I have some solution which I don't inderstand:

$\sum_{k=1}^{n}\binom{n}{k}(-1)^{k+1} x^k = 1-(1-x)^n\tag{1}$
$\sum_{k=1}^{n}\binom{n}{k}(-1)^{k+1}\frac{1}{k} = \int_{0}^{1}\frac{1-(1-x)^n}{x}\,dx= \int_{0}^{1}\frac{1-x^n}{1-x}\,dx\tag{2}$
$\sum_{k=1}^{n}\binom{n}{k}(-1)^{k+1}\frac{1}{k} = \int_{0}^{1}\left(1+x+\ldots+x^{n-1}\right)\,dx = 1+\frac{1}{2}+\ldots+\frac{1}{n}=H_n\tag{3}$

4. Oct 18, 2015

Buzz Bloom

Hi gruba:

The left hand equality in your (2) is OK. I don't see how you get the right hand equality in your (2).

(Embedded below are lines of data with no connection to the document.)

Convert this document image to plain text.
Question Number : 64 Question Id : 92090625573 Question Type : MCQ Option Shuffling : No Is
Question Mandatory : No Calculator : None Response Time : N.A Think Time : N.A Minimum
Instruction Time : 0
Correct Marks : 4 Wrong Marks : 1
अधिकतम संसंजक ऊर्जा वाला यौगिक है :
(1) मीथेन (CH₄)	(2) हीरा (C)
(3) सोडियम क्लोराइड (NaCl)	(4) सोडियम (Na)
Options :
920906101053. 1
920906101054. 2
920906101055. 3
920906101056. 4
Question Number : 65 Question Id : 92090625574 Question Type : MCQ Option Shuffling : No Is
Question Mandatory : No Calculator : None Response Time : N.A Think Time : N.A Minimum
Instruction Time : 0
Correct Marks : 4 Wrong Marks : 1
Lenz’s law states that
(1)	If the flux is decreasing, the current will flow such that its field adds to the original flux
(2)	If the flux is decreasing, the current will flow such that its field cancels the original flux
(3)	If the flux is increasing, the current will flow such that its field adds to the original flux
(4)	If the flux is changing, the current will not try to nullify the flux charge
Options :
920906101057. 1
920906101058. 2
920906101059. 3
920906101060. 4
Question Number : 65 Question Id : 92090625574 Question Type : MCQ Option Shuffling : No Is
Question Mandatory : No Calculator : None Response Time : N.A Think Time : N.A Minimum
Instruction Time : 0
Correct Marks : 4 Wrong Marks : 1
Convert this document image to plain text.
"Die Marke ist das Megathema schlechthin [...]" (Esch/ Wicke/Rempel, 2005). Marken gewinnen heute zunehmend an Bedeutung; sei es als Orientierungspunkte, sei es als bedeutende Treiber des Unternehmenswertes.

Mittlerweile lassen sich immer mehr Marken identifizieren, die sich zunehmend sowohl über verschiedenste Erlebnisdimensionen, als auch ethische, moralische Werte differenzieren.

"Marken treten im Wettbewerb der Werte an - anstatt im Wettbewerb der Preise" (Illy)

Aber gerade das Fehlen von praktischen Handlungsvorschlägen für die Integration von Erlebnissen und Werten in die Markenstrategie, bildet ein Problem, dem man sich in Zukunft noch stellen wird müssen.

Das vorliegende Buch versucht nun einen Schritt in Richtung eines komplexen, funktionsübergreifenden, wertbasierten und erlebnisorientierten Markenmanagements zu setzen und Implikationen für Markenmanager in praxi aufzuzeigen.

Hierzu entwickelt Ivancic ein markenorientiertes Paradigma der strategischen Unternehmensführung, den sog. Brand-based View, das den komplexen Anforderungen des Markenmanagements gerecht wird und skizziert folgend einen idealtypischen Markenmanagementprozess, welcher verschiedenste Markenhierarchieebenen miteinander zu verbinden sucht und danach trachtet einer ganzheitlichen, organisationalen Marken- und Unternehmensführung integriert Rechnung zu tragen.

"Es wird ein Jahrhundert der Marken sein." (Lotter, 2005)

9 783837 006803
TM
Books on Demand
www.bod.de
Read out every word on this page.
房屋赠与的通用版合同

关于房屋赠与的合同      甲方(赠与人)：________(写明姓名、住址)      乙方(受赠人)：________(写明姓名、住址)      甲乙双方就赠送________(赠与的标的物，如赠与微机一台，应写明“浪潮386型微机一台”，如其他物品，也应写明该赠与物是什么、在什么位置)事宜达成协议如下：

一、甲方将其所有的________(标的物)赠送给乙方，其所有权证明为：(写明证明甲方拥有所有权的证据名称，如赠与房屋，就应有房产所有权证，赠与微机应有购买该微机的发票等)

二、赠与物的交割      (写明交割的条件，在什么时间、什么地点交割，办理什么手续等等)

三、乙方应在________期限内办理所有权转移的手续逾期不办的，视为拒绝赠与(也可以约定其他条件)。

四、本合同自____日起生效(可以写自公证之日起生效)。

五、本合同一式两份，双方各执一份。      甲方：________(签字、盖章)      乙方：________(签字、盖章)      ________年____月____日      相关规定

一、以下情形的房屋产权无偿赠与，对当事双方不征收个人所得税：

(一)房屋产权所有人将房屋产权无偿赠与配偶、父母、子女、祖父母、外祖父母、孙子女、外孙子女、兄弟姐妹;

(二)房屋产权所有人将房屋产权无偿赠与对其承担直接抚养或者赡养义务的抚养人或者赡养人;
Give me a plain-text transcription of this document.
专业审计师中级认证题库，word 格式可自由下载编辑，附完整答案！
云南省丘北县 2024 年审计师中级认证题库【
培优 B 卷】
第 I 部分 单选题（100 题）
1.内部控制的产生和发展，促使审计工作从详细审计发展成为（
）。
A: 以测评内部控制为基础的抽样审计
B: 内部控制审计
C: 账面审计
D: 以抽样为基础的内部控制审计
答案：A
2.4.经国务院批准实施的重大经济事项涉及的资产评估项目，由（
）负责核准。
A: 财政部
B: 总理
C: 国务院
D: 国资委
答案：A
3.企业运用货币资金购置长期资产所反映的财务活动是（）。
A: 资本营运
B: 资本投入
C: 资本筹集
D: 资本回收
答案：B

Ah. You substituted x -> (1-x). You forgot to also substitute dx -> -dx.

Regards,
Buzz

5. Oct 18, 2015

gruba

This is my book's solution which I don't understand.
Is there some approach which doesn't involve integration?

6. Oct 18, 2015

Buzz Bloom

Hi gruba:

I edited a bit more to my last post after you responded. Please take another look at my previous post.

Regards,
Buzz

7. Oct 18, 2015

Buzz Bloom

Hi gruba:

Sorry. My mistake. The missing minus sign is corrected by reversing the top and bottom limits of the integration.

Regards,
Buzz

8. Oct 18, 2015

Buzz Bloom

Hi gruba:

My apologies for my earlier confusion.

The derivation (1), (2) and (3) is a proof of the original equality. However it is not a proof by induction.

Going back to your original post, after
the (m over k) in the summation should be (m+1 over k).

Regards,
Buzz